John McDonnell will today lead calls for a “manufacturing renaissance” to power Britain’s economy in the aftermath of Brexit.
The shadow chancellor will set out his vision of a “high investment, high productivity” future and draw on Germany’s Mittelstand, in which the success of medium-sized firms has helped deliver widespread prosperity.
He will also seek to move the pressure over Brexit back on to the government – following a Labour rebellion earlier over article 50 earlier this month – and tell the Tories that the Opposition has not written them a “blank cheque”.

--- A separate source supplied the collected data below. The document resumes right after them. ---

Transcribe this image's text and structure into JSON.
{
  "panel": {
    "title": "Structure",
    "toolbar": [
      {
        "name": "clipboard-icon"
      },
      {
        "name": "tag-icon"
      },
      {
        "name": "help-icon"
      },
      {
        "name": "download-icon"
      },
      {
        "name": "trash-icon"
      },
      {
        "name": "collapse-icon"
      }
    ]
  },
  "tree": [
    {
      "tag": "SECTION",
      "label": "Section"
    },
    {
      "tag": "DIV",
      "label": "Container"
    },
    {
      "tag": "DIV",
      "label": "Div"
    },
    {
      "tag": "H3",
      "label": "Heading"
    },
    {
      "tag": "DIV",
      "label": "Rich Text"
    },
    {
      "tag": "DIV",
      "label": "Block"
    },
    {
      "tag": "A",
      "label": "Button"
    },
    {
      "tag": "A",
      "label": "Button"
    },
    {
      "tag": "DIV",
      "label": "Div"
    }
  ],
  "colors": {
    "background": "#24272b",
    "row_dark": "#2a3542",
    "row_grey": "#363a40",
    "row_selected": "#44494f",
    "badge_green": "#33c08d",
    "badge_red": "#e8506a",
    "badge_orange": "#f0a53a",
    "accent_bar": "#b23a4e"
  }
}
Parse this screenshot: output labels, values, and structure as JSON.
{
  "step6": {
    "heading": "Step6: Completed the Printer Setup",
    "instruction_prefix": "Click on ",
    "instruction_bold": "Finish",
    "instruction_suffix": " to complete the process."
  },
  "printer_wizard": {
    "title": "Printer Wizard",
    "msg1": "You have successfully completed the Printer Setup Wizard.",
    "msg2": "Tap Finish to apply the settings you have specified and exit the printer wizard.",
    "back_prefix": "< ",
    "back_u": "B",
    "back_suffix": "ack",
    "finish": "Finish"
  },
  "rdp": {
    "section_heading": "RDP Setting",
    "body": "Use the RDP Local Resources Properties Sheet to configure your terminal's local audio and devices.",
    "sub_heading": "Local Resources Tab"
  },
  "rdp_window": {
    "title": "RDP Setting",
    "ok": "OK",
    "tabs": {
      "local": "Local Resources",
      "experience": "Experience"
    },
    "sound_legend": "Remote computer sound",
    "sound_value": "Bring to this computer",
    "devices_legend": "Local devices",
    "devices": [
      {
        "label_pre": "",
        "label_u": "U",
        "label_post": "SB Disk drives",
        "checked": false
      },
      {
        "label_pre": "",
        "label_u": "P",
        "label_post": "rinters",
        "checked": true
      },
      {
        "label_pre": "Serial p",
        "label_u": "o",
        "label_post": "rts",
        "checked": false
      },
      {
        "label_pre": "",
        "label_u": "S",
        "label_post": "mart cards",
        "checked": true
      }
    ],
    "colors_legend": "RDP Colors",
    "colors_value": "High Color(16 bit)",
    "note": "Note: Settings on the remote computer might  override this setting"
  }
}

Some 52 Labour MPs broke Jeremy Corbyn’s three-line whip to vote against the formal trigger for Britain’s withdrawal from the EU but today McDonnell, one of the leader’s closest allies, will try to increase pressure on Philip Hammond, the chancellor, in the run-up to the budget.
“Labour voted to give the government authority to begin that process, but we have not handed them a blank cheque. The next two years or more will involve intense negotiations and scrutiny of the government and other positions. But more than this, I believe they will involve a significant national conversation about the kind of society and economy we want to live in,” he is expected to say.
McDonnell will repeat his view that the EU referendum represented a “vote for change” and pledge that Labour will make the case for a significant economic reform in the aftermath of Brexit.
“Labour will place support for our manufacturing sector at the centre of its approach to Brexit, and at the heart of its economic policymaking,” he will say at the EEF conference in London.
“We can build on the success that is already out there and develop a ‘British Mittelstand’: high-investment, high-productivity smaller firms that provide high-quality employment in those sectors where we have the greatest potential like high-value added manufacturing.
“There is the potential here, as the fourth industrial revolution gets underway, for a manufacturing renaissance that can transform the potential not of those places and regions already succeeding, but of those areas that have been left behind for too long.”